Springboard for the Arts has been developing buzz in the creative placemaking world of late. I’ve heard presentations about their work at several conferences this year. At the Americans for the Arts conference in Pittsburgh in June I got to meet Laura Zabel, Springboard’s extremely energetic ED.
Springboard began life as a resource center for individual artists. It has expanded its work to find creative ways to connect artists and communities, thereby supporting healthier communities and more opportunities for artists. You may have heard of their CSA program (Community Supported Art). A current program, Irrigate, applies a fascinating formula:
Community Challenge + Artists = Creative Solutions + Connections for the Future
Here is the program description, taken from the website:
Irrigate is an artist-led creative placemaking initiative spanning the six miles of the Central Corridor Light Rail line in Saint Paul during the years of its construction. This is a unique opportunity that brings together huge infrastructure development, a high concentration of resident artists on both ends of the corridor, a diverse ethnic and cultural mix among the neighborhoods, and a city with a strong track record of artist community engagement. This artist-led community and economic development approach emphasizes cross-sector collaboration with local private and non-profit sectors. By mobilizing artists to engage in their community, Irrigate will change the landscape of the Central Corridor with color, art, surprise, creativity and fun.
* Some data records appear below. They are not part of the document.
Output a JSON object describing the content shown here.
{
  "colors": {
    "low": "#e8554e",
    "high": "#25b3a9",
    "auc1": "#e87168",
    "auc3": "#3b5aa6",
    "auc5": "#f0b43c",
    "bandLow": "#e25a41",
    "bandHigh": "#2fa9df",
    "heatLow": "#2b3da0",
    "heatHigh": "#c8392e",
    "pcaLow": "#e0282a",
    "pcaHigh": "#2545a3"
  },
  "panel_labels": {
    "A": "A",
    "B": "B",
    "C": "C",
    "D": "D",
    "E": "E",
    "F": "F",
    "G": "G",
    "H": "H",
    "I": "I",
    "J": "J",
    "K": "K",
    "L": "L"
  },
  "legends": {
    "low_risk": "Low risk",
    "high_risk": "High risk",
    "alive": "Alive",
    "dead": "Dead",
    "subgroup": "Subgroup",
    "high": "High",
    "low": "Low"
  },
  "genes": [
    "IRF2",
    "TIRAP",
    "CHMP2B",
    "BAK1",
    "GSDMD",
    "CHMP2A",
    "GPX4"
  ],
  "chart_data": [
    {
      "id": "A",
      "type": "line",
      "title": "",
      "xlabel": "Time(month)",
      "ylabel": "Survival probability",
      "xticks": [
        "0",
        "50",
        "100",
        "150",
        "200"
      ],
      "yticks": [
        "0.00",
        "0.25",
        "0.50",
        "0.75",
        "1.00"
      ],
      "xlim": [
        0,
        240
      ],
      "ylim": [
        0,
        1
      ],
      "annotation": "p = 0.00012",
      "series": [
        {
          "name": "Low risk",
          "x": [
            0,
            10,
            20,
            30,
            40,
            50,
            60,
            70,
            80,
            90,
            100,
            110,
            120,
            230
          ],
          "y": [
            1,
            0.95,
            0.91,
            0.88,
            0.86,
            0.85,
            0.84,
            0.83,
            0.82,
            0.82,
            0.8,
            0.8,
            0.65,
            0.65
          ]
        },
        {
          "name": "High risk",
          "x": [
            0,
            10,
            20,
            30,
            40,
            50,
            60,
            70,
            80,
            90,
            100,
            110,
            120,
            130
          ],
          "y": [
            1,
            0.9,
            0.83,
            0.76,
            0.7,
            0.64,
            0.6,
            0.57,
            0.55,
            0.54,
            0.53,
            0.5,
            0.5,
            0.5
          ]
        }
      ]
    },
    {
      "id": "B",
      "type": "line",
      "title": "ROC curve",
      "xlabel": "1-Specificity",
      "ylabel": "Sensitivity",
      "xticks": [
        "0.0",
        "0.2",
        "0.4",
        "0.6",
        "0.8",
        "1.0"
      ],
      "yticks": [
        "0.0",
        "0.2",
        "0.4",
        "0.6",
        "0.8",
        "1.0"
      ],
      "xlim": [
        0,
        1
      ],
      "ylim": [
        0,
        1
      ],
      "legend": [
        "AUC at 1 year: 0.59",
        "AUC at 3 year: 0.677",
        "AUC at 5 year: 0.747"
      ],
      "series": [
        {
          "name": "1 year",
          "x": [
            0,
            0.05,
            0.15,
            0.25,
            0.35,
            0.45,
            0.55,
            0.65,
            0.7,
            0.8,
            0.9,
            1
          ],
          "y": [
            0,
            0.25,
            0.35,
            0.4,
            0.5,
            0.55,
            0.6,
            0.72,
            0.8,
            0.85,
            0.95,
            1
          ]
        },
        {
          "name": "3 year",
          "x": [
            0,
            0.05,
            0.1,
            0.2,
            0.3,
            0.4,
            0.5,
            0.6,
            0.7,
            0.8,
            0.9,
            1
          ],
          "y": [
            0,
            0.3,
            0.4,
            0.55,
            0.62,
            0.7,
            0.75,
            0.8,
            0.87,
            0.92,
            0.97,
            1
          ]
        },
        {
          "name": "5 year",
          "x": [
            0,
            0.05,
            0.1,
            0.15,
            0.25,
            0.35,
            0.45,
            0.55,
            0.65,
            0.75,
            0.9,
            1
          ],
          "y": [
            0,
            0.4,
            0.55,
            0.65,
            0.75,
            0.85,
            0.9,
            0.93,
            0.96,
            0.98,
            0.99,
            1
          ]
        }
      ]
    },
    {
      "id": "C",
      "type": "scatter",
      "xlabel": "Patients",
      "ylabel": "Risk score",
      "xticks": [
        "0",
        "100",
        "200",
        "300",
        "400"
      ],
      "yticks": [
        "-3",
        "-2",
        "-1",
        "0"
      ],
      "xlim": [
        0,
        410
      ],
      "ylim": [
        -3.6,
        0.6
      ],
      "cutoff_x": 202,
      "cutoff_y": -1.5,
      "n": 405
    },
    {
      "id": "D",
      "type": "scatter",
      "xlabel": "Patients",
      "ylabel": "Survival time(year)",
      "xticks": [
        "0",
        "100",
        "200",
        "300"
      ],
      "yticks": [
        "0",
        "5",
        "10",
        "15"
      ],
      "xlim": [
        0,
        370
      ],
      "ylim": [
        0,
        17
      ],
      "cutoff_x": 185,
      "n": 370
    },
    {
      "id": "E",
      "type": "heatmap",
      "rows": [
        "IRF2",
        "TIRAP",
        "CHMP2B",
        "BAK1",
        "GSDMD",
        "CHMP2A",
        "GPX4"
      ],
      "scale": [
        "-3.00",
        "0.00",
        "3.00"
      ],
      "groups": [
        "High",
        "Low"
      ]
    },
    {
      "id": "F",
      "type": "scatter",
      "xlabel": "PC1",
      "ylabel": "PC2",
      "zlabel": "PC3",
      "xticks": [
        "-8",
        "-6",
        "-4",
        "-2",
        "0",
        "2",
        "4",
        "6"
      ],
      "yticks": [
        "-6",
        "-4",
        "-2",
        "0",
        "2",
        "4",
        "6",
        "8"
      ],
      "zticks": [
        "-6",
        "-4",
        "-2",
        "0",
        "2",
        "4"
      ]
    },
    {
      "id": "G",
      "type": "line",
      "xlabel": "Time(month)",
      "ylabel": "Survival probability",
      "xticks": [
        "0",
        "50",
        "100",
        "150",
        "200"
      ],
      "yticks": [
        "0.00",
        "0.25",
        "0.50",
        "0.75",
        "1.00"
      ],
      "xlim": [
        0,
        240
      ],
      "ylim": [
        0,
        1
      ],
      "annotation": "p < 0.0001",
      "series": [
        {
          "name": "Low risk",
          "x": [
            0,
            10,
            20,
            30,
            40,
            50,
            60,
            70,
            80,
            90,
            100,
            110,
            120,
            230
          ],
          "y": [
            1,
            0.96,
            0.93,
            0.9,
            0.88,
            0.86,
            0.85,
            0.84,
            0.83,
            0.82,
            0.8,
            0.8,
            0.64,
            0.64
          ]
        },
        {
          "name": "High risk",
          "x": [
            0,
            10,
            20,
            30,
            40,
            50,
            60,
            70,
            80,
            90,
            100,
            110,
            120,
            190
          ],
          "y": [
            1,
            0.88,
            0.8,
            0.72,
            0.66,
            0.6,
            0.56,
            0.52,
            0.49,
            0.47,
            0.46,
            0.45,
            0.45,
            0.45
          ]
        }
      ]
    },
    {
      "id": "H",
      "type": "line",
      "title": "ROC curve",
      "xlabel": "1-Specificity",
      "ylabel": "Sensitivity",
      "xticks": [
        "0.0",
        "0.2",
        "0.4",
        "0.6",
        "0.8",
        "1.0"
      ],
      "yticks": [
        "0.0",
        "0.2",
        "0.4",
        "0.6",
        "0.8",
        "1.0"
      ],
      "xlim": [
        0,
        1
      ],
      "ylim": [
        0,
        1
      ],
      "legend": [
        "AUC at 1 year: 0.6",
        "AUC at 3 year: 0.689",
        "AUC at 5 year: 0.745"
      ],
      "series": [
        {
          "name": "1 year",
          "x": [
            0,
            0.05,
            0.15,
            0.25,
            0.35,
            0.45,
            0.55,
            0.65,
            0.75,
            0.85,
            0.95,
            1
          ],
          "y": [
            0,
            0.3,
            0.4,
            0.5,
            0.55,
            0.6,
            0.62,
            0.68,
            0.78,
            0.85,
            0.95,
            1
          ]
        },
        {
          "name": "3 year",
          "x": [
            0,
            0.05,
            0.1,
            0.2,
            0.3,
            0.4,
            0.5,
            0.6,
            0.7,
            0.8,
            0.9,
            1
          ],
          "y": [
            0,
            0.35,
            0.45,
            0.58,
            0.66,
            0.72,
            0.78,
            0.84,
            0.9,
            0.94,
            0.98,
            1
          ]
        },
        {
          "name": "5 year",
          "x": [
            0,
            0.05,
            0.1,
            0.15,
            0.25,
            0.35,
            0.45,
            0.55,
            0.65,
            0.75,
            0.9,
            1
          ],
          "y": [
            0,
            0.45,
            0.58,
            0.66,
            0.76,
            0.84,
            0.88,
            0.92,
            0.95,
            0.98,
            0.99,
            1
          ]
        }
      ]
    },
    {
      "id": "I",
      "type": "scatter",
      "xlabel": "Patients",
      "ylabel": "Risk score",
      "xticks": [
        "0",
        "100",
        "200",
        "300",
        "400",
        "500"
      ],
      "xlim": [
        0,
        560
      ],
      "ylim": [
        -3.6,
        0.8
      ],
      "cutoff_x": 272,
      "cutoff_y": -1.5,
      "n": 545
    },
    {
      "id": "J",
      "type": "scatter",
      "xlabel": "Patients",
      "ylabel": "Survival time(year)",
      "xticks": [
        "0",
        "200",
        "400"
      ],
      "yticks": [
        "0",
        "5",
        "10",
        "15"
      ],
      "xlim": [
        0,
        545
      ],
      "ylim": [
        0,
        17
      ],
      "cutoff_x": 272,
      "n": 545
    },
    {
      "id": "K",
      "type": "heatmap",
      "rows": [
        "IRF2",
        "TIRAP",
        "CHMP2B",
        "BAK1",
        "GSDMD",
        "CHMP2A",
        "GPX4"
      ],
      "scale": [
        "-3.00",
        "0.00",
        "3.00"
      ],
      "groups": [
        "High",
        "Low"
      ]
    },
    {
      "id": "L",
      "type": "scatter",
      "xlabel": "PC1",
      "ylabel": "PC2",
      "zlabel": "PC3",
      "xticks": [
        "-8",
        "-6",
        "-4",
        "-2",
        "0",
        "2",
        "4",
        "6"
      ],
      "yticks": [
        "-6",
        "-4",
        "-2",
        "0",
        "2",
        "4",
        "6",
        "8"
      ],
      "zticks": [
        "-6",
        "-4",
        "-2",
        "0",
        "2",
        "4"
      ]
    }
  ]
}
- mobilize and train artists who live, work and have a personal investment in the area to make positive physical, economic and social impacts along the corridor.
- Develop and invest in permanent local resources and infrastructure to retain and attract artists – of all disciplines and experience – to have a long-term stake and role in communities along the corridor.
Irrigate is a partnership between the City of Saint Paul, Twin Cities Local Initiatives Support Corporation and Springboard for the Arts.
One of my personal favorites of the many, many projects is the Big Black Dog (a two-person puppet) that began as a means of aiding/advertising a café in danger of closing because of the street being torn up outside its location. It has now become a mascot for the neighborhood. (It’s also referred to as Prince Java the Mutt.) But then my family has a thing for dogs.
Congrats to Springboard for harnessing the power of the arts (and artists!) to make our cities better places to live and, at the same time, supporting the work of artists.